Os pesquisadores observam ainda que o uso repetido do santuário ao longo de um período de anos "representa um dos primeiros exemplos de 'peregrinação' ou revisitação de santuários atualmente identificados na Península Arábica".
Curiosamente, eles levantam a hipótese de que a colocação dos mustatils pode ter tido uma base ecológica. O clima árabe estava tornando-se mais árido no Período Holoceno Médio; os microclimas variados tornaram a mobilidade essencial e o pastoreio viável. O ritual pode ter sido destinado a garantir a fertilidade e a continuidade das chuvas, com os próprios mustatils possivelmente localizados perto de fontes de água, como os wadis. Este, dizem os escritores, é um caminho chave para pesquisas futuras.
A Dra. Rebecca Foote, Diretora de Pesquisa em Arqueologia e Patrimônio Cultural da RCU, disse: "A RCU embarcou em um dos maiores programas de pesquisa arqueológica do mundo. Nas áreas AlUla e Khaybar, 12 pesquisas, escavações e projetos especializados atuais estão aprofundando nossa compreensão do ambiente passado, do uso da terra e da ocupação humana da região. Estão sendo reveladas paisagens culturais ricas, incluindo avenidas funerárias, mustatils, cidades antigas, inscrições em 10 idiomas, arte rochosa e práticas agrícolas complexas. AlUla é um centro líder de atividade arqueológica, uma posição que será aprimorada pela Cúpula Mundial de Arqueologia da AlUla".
Cúpula Mundial de Arqueologia de AlUla
A posição da AlUla como um centro de atividades arqueológicas continuará a se expandir, já que a RCU sediará a Cúpula Mundial de Arqueologia de AlUla, que será realizada de 13 a 15 de setembro de 2023.
A Cúpula é uma plataforma para promover a gestão de arqueologia e patrimônio cultural em sua interface com outras disciplinas. Esta reunião de líderes acadêmicos, governos, organizações não governamentais, indústria e jovens que representam a próxima geração de arqueólogos não só enriquecerá a comunidade arqueológica e ajudará a proteger a história compartilhada, mas também abrirá um reflexo maior do que e de como a arqueologia e o patrimônio cultural podem contribuir para mudanças transformadoras na sociedade.
The Royal Commission for AlUla (RCU) foi estabelecida por decreto real em julho de 2017 visando preservar e desenvolver AlUla, uma região de notável relevância natural e cultural localizada no noroeste da Arábia Saudita.
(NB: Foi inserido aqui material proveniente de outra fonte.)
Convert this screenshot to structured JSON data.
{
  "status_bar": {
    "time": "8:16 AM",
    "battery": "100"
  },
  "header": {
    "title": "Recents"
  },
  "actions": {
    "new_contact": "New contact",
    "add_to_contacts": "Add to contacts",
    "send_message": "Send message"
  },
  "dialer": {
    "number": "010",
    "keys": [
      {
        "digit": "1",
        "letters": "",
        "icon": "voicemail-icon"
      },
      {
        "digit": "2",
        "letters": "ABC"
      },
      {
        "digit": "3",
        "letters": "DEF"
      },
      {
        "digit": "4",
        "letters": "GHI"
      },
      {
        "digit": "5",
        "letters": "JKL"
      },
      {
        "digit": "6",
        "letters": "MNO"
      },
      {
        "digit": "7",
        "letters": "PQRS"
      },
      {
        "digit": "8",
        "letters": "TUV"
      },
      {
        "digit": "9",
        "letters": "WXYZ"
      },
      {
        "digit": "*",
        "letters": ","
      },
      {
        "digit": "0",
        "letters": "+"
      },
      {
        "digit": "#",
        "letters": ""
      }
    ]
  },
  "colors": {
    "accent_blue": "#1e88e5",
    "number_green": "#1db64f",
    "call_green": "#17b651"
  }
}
O plano de longo prazo da RCU define uma abordagem responsável, sustentável e sensível ao desenvolvimento urbano e econômico, com o objetivo de proteger o patrimônio natural e histórico da região ao mesmo tempo em que estabelece AlUla como um local desejado para morar, trabalhar e visitar. Isso engloba uma ampla gama de iniciativas nas áreas de arqueologia, turismo, cultura, educação e artes, refletindo o compromisso de cumprir com as prioridades de diversificação econômica, capacitação da comunidade local e preservação do patrimônio estabelecidas no programa Vision 2030 do Reino da Arábia Saudita.